Mais hâtons-nous de le dire, ces erreurs et ces lacunes qui nous choquent aujourd’hui ne paraissent pas avoir également frappé les moralistes anciens. Du moins chez eux les idées morales de Cicéron n’ont pas soulevé de réprobation expresse ni générale. J’ai surtout en vue les païens, mais les chrétiens eux-mêmes ont de bonne heure, en Occident du moins, manifesté pour Cicéron moraliste une estime singulière.

Sans s’aveugler sur le côté défectueux de son œuvre morale, ils étaient heureux de trouver chez lui un résumé de la morale antique synthétisé et exprimé dans une langue éloquente et limpide ; très souvent Cicéron devenait leur auxiliaire dans leurs attaques contre l’épicuréisme ou dans l’affirmation des grandes idées morales de la valeur de la vertu, de la Providence, etc. Ainsi Minutius Félix ne se contente pas d’emprunter à Cicéron son style et le cadre de son dialogue de l’Octavius ; le personnage de son païen Minutius est une imitation visible et consciente du Cotta du de Natura Deorum, et le chrétien Cæcilius lui répond en suivant presque pas à pas Balbus, l’autre interlocuteur du même dialogue de Cicéron, de qui il emprunte même les arguments en faveur de la Providence[5].

Avec Lactance, c’est une sympathie plus vive et plus, franche encore, qui n’éprouve aucun embarras à laisser voir ses emprunts. Les citations textuelles, les réminiscences plus ou moins conscientes sont ses nombreuses qu’elles ont parfois servi à reconstituer les parties perdues de telle œuvre cicéronienne, comme la République, et saint Jérôme a pu dire qu’on trouve chez Lactance le résumé des dialogues de Cicéron[6]. En tout cas, c’est à Cicéron que Lactance doit quelquefois non seulement l’idée générale mais bien des détails de ses ouvrages[7].

A son exemple et sur ses traces il donne dans son œuvre une attention capitale à la question morale[8] ; il procède par définitions générales avant d’en venir aux détails[9] ; il admet que l’homme qui suit la nature ne peut nuire à son semblable[10] ; il répète enfin les belles maximes cicéroniennes sur la grandeur d’âme, sur le mépris des dangers, sur le renoncement aux voluptés, sur la souveraineté de la conscience et de la loi divine gravée dans le cœur.
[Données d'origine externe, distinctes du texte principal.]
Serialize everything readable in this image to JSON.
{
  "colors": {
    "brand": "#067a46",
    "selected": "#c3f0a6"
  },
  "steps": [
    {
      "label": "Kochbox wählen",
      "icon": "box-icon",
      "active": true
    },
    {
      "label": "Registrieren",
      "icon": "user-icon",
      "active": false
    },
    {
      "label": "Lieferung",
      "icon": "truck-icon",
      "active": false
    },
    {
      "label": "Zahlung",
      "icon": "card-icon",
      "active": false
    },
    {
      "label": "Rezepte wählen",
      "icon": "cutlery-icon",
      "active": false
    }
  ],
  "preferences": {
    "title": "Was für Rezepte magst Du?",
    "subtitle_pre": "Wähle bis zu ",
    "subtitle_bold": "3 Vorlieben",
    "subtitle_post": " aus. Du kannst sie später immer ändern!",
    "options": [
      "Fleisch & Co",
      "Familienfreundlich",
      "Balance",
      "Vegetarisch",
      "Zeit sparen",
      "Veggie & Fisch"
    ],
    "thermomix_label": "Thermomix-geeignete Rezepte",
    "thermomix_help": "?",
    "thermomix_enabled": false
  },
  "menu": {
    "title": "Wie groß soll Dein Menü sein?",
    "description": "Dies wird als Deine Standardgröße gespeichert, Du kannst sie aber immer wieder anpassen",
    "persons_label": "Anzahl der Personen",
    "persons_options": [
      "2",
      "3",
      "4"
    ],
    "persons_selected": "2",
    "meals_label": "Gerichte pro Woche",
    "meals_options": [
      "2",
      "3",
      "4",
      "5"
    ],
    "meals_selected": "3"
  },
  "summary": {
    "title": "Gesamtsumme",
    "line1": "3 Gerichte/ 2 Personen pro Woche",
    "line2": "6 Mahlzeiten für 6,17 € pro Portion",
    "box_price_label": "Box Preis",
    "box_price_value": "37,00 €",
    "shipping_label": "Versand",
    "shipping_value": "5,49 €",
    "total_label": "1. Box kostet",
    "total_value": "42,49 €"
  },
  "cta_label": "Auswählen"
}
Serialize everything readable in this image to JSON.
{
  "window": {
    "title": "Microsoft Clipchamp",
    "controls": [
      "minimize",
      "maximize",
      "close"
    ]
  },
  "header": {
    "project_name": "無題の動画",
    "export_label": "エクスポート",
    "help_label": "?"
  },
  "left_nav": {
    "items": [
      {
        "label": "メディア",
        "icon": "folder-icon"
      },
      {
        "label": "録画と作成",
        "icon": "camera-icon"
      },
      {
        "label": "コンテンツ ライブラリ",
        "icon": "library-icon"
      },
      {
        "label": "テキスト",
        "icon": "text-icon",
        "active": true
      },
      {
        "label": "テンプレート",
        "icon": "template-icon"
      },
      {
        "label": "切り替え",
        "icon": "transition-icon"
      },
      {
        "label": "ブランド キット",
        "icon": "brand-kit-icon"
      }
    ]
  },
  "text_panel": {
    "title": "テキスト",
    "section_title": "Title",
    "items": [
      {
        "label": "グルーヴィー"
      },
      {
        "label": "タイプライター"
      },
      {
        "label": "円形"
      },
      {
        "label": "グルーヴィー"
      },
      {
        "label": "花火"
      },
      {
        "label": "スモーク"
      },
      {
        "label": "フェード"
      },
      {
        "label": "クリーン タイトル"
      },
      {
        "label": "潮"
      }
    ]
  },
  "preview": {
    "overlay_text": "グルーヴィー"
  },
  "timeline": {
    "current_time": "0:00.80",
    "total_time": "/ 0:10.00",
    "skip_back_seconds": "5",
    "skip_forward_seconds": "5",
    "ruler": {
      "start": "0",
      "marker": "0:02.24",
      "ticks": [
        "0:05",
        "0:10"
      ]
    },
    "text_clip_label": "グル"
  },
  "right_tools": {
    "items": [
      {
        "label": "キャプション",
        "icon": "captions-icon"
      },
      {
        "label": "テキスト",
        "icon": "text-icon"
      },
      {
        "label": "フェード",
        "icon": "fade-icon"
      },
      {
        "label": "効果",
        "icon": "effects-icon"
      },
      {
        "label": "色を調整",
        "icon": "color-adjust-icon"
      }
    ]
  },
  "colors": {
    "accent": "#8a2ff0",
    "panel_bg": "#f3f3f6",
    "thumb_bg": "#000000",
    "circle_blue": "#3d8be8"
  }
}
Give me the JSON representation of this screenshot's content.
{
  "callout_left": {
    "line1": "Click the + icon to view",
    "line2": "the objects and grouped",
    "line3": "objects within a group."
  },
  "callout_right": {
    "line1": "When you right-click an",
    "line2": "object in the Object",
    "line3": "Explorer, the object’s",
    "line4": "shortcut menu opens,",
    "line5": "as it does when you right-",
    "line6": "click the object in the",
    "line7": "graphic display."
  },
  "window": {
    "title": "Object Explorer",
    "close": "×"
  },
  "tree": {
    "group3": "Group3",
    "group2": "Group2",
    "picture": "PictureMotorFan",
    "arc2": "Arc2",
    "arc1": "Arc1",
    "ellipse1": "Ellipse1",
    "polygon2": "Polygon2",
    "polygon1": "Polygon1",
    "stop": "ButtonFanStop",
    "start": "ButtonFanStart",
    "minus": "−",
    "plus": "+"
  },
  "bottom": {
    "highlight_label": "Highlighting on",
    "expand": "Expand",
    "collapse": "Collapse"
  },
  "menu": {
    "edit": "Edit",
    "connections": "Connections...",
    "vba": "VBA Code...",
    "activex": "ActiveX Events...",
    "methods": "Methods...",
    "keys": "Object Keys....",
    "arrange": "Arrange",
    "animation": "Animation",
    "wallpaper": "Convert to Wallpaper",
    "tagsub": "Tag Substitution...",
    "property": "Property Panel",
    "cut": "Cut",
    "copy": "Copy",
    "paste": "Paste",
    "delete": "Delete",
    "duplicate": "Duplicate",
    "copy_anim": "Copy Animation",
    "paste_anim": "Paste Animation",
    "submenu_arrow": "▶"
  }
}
Il abandonne bien Cicéron quand il donne une notion trop utilitaire de la justice et une conception trop aristocratique de la charité, mais il le reprend vite pour guide, pour définir la parfaite justice et la parfaite égalité, pour trancher les conflits entre l’intérêt et la bonne foi, entre l’amour du genre humain et le patriotisme etc., etc. En somme il reste dans les lignes générales de la morale de Cicéron, sauf à corriger certains détails, à en préciser d’autres. Il n’a même pas besoin d’exagérer outre mesure les aspirations spiritualistes de Cicéron ; il lui suffit d’opposer à certains passages qui lui déplaisent certains autres qui sont plus dans le sens des idées chrétiennes[11].

Avec saint Ambroise la morale de Cicéron pénètre pour ainsi dire officiellement dans l’enseignement chrétien. Pour tracer aux clercs de son Eglise la règle complète de leur conduite, le grand évêque de Milan ne trouve rien de mieux que de s’adresser à Cicéron.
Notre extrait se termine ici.